The best reasons to miss work are legitimate ones, such as a car accident, sick leave, family emergency, doctor's appointment, or a religious holiday. No matter your reason, ensure that you communicate to your boss on time and let them know you won't report to work.What is the number one reason employees stay? ›
When asked to consider factors outside of compensation and benefits, the top-ranked reasons employees work at their companies were: Job stability. Meaningful work. Passion for their field of work or industry.What are some good reasons to not go to work? ›
- Car (or Other) Accident. Accidents are unexpected events and usually qualify as legitimate requests for sudden leave, especially if serious injuries are involved. ...
- Death of a Loved One. ...
- Personal Illness. ...
- Child's Illness. ...
- Emergency. ...
- Car Problems. ...
- Medical Appointments. ...
- Miscellaneous Absences.
A tell-tale sign of a toxic boss is someone who sets unrealistic expectations for their employees. Whether they expect their employee to meet an impossibly high standard or unreasonable deadline, you'll notice something is amiss when employees begin to burn out, disengage, and even leave the company.How long do employers want you to stay? ›
Most companies will want to see that you held at least one job for at least three to five years because it indicates you're somewhat stable. What is acceptable in your industry?What makes an employee want to stay? ›
What are the reasons why employees stay in the company? Exceptional and talented employees stay in a company for many reasons. It may be because they feel as though they are respected, recognized and valued or simply because they are being paid well.How long is too little to stay in a job? ›
Experts tend to agree that you should stick with your current job for at least two years. The Bureau of Labor Statistics reported that as of January 2020, the median number of years that both wage and salary workers stay at their jobs is 4.1 years.How long does the average employee stay? ›
Industry In January 2022, wage and salary workers in the public sector had a median tenure of 6.8 years, higher than the median of 3.7 years for private-sector employees.

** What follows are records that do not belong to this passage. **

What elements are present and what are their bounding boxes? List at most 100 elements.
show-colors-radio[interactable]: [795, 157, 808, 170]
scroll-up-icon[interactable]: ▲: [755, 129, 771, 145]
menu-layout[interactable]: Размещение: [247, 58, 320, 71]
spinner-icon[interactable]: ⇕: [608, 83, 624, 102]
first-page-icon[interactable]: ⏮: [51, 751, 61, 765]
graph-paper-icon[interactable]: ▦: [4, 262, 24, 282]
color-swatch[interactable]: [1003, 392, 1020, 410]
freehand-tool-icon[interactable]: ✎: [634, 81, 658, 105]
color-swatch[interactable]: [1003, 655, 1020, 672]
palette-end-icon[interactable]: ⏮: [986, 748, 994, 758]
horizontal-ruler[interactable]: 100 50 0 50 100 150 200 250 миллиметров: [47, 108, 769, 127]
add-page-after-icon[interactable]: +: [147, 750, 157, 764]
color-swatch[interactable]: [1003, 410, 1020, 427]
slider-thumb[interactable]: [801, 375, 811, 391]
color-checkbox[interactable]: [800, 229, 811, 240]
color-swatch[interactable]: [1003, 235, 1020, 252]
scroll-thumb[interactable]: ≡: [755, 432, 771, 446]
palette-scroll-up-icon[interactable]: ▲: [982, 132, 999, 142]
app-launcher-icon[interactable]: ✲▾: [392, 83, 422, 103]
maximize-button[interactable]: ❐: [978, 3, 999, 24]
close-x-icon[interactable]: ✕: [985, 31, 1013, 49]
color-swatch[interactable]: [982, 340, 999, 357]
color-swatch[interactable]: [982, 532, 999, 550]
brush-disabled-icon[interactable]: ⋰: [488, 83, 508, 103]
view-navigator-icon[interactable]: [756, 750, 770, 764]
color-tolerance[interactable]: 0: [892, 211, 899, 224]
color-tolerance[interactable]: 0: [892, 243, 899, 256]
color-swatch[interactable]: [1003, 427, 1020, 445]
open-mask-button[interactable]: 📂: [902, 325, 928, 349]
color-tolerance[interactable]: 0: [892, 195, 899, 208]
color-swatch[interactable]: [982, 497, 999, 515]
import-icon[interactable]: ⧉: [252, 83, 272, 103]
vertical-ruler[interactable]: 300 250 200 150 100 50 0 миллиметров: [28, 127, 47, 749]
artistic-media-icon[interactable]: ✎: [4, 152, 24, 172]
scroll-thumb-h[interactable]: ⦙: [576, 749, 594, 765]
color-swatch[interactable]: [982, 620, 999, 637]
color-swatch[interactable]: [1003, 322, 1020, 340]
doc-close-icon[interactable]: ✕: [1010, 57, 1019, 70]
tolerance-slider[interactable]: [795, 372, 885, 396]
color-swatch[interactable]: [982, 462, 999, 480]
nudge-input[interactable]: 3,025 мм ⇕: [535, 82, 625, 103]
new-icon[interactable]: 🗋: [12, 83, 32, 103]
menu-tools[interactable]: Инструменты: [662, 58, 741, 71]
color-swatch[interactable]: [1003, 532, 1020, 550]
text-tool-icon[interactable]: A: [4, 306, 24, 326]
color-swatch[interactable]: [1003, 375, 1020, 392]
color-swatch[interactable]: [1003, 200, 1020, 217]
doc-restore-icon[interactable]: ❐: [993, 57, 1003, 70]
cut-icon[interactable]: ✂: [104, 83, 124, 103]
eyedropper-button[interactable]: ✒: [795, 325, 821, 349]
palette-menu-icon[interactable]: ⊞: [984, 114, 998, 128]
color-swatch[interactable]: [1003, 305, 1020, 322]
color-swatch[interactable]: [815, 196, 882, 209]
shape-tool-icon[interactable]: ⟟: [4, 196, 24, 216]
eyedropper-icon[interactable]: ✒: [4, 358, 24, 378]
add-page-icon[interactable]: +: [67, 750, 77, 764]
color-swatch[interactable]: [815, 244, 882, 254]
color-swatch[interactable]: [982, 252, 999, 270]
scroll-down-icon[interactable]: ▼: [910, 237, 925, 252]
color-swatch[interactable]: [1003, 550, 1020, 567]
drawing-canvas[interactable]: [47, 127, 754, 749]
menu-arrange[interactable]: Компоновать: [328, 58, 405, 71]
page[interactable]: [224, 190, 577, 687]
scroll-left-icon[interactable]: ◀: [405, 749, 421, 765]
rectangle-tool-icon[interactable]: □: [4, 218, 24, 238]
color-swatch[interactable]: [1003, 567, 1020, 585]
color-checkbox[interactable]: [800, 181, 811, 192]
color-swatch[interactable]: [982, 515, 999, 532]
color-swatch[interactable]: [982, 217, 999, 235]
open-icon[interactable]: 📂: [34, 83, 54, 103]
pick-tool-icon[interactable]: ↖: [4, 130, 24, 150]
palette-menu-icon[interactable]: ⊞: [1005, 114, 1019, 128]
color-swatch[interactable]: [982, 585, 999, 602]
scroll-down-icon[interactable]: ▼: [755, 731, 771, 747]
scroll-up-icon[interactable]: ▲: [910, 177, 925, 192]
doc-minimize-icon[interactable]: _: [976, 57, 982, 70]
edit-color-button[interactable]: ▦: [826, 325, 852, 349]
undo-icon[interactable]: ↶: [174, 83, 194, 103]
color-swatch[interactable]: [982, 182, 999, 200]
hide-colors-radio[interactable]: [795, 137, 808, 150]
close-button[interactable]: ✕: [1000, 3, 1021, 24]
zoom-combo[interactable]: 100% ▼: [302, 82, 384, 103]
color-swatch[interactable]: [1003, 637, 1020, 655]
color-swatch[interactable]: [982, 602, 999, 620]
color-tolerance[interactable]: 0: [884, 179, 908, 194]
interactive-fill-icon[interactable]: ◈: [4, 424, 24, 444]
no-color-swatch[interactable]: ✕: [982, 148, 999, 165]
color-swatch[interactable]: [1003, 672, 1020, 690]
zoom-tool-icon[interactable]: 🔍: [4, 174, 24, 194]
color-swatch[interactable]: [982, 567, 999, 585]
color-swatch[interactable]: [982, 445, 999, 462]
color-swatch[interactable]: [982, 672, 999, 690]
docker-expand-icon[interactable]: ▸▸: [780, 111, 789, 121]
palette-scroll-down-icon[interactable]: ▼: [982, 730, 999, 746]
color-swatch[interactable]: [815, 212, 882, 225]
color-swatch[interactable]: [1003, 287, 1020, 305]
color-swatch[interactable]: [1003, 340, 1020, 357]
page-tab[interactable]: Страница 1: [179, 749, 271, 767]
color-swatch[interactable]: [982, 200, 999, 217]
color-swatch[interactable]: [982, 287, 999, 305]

One factor behind this difference is age.Why should you not stay in a job for too long? ›
Yet staying in a job too long can potentially hurt earning potential, even if it doesn't hamper job-title growth. Regular promotion within the same organisation can mean employees climb the job title ladder just as rapidly as someone who jumps from job to job, says McLaughlin.What is the number one reason good employee leave? ›
Feeling burnt out
Burnout is a big problem for many workers, causing them to quit in record numbers. Limeade surveyed 1,000 full-time employees who started a new job in 2021, and 40% left their previous jobs due to burnout. And 28% of employees left their jobs without securing another position due to burnout.
- Low pay.
- Lack of career advancement opportunities.
- Feeling disrespected at work.
- Childcare issues.
- Not enough flexibility.
Simply explain that you sense that your boss is not happy with you or your work as of late. Ask if you are correct, and if so, what has changed. If you're feeling angry or emotional, rehearse your conversation in advance so you remain calm and collected. Don't complain to HR, blame others or act like a victim.How do you know if your boss doesn't value you? ›
- They don't respect your PTO. ...
- They don't ask for your input. ...
- They don't give constructive feedback. ...
- They don't give you the resources or support to be successful. ...
- They don't pay you fairly. ...
- They don't respect your work-life balance. ...
- They don't share project outcomes.